No sábado (23), a partida entre Flamengo e Palmeiras terminou com vitória do Alviverde Paulista por 3 a 0 e um lance polêmico que resultou em reclamação do lado do Rubro-Negro carioca: a expulsão do atacante Carrascal após acertar o pé no rosto do zagueiro Murilo, aos 21 minutos do primeiro tempo. Diante do descontentamento do time do Rio de Janeiro, a Confederação Brasileira de Futebol (CBF) decidiu revelar os bastidores e expor o que realmente aconteceu na análise do VAR para determinar o cartão vermelho para o jogador.

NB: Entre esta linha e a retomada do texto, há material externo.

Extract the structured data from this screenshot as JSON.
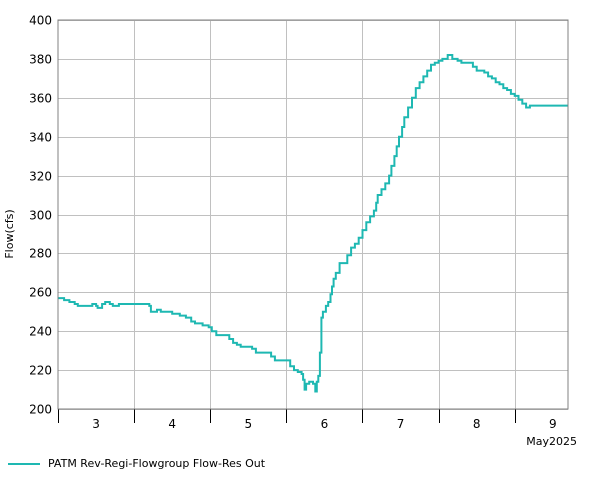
{
  "chart_data": {
    "type": "line",
    "ylabel": "Flow(cfs)",
    "ylim": [
      200,
      400
    ],
    "yticks": [
      200,
      220,
      240,
      260,
      280,
      300,
      320,
      340,
      360,
      380,
      400
    ],
    "xlim": [
      2.5,
      9.2
    ],
    "x_day_ticks": [
      3,
      4,
      5,
      6,
      7,
      8,
      9
    ],
    "x_month_label": "May2025",
    "grid": true,
    "legend_position": "bottom-left",
    "series": [
      {
        "name": "PATM Rev-Regi-Flowgroup Flow-Res Out",
        "color": "#1eb8b2",
        "step": true,
        "points": [
          [
            2.5,
            257
          ],
          [
            2.58,
            256
          ],
          [
            2.65,
            255
          ],
          [
            2.72,
            254
          ],
          [
            2.76,
            253
          ],
          [
            2.85,
            253
          ],
          [
            2.95,
            254
          ],
          [
            3.0,
            253
          ],
          [
            3.02,
            252
          ],
          [
            3.08,
            254
          ],
          [
            3.12,
            255
          ],
          [
            3.18,
            254
          ],
          [
            3.22,
            253
          ],
          [
            3.3,
            254
          ],
          [
            3.4,
            254
          ],
          [
            3.55,
            254
          ],
          [
            3.65,
            254
          ],
          [
            3.7,
            253
          ],
          [
            3.72,
            250
          ],
          [
            3.8,
            251
          ],
          [
            3.85,
            250
          ],
          [
            3.95,
            250
          ],
          [
            4.0,
            249
          ],
          [
            4.1,
            248
          ],
          [
            4.18,
            247
          ],
          [
            4.25,
            245
          ],
          [
            4.3,
            244
          ],
          [
            4.4,
            243
          ],
          [
            4.48,
            242
          ],
          [
            4.52,
            240
          ],
          [
            4.58,
            238
          ],
          [
            4.7,
            238
          ],
          [
            4.75,
            236
          ],
          [
            4.8,
            234
          ],
          [
            4.85,
            233
          ],
          [
            4.9,
            232
          ],
          [
            5.0,
            232
          ],
          [
            5.05,
            231
          ],
          [
            5.1,
            229
          ],
          [
            5.25,
            229
          ],
          [
            5.3,
            227
          ],
          [
            5.35,
            225
          ],
          [
            5.5,
            225
          ],
          [
            5.55,
            222
          ],
          [
            5.6,
            220
          ],
          [
            5.65,
            219
          ],
          [
            5.7,
            218
          ],
          [
            5.72,
            215
          ],
          [
            5.74,
            210
          ],
          [
            5.76,
            213
          ],
          [
            5.8,
            214
          ],
          [
            5.85,
            213
          ],
          [
            5.88,
            209
          ],
          [
            5.9,
            214
          ],
          [
            5.92,
            217
          ],
          [
            5.94,
            229
          ],
          [
            5.96,
            247
          ],
          [
            5.98,
            250
          ],
          [
            6.02,
            253
          ],
          [
            6.05,
            255
          ],
          [
            6.08,
            259
          ],
          [
            6.1,
            263
          ],
          [
            6.12,
            267
          ],
          [
            6.15,
            270
          ],
          [
            6.2,
            275
          ],
          [
            6.3,
            279
          ],
          [
            6.35,
            283
          ],
          [
            6.4,
            285
          ],
          [
            6.45,
            288
          ],
          [
            6.5,
            292
          ],
          [
            6.55,
            296
          ],
          [
            6.6,
            299
          ],
          [
            6.65,
            302
          ],
          [
            6.68,
            306
          ],
          [
            6.7,
            310
          ],
          [
            6.75,
            313
          ],
          [
            6.8,
            316
          ],
          [
            6.85,
            320
          ],
          [
            6.88,
            325
          ],
          [
            6.92,
            330
          ],
          [
            6.95,
            335
          ],
          [
            6.98,
            340
          ],
          [
            7.02,
            345
          ],
          [
            7.05,
            350
          ],
          [
            7.1,
            355
          ],
          [
            7.15,
            360
          ],
          [
            7.2,
            365
          ],
          [
            7.25,
            368
          ],
          [
            7.3,
            371
          ],
          [
            7.35,
            374
          ],
          [
            7.4,
            377
          ],
          [
            7.45,
            378
          ],
          [
            7.5,
            379
          ],
          [
            7.55,
            380
          ],
          [
            7.62,
            382
          ],
          [
            7.68,
            380
          ],
          [
            7.75,
            379
          ],
          [
            7.8,
            378
          ],
          [
            7.9,
            378
          ],
          [
            7.95,
            376
          ],
          [
            8.0,
            374
          ],
          [
            8.1,
            373
          ],
          [
            8.15,
            371
          ],
          [
            8.2,
            370
          ],
          [
            8.25,
            368
          ],
          [
            8.3,
            367
          ],
          [
            8.35,
            365
          ],
          [
            8.4,
            364
          ],
          [
            8.45,
            362
          ],
          [
            8.5,
            361
          ],
          [
            8.55,
            359
          ],
          [
            8.6,
            357
          ],
          [
            8.65,
            355
          ],
          [
            8.7,
            356
          ],
          [
            8.75,
            356
          ],
          [
            8.85,
            356
          ]
        ]
      }
    ]
  }
}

Na madrugada de domingo (24), a CBF divulgou o áudio do VAR. Vale destacar que a partida estava sendo apitada por Davi de Oliveira Lacerda, e o árbitro de vídeo foi comandado por Caio Max Augusto Vieira, que recomendou manter a expulsão do atleta flamenguista.
“Ele joga a bola e depois acerta com a sola da chuteira o peito e o rosto do adversário, que é uma zona sensível. Assume o risco. Segue sua decisão de campo. Apesar de ele atingir a bola, ele acaba acertando no peito e no rosto do adversário com a chuteira, colocando em risco sua integridade. Segue sua decisão de campo. A força também com que ele vem de encontro acerta o rosto do adversário”, disse Caio Max no VAR.
Reclamação do lado do Flamengo
Em coletiva de imprensa pós-jogo, o técnico do Flamengo, Leonardo Jardim, discordou veementemente do cartão vermelho dado a Carrascal. “Há uma coisa que é o jogo agressivo, e uma coisa que é o pé alto. Acredito que foi mais pé alto do que jogo agressivo. Pé alto normalmente é cartão amarelo. No ano passado, vi um Internacional x Palmeiras com pé alto do Palmeiras, e o árbitro não expulsou. Mas acho que é muito fácil dar cartões vermelhos ao Flamengo. Um jogo em que o árbitro optou por um nível de agressividade alto, o Jorginho levou uma porrada aos 30 segundos, e o árbitro não disse nada, mandou jogar”, disse.
“O pé alto é uma coisa que não leva para agressão, não é? O jogador tenta dominar, o outro jogador está a um metro e meio dele e joga-se para cima dele para tentar bloquear, como foi o lance do segundo gol. O Varela tenta tirar de bicicleta, o jogador foi lá com o peito, ganhou e acabou por fazer o gol. O lance é semelhante. Eu acho que não foi situação de agressão”, completou Leonardo.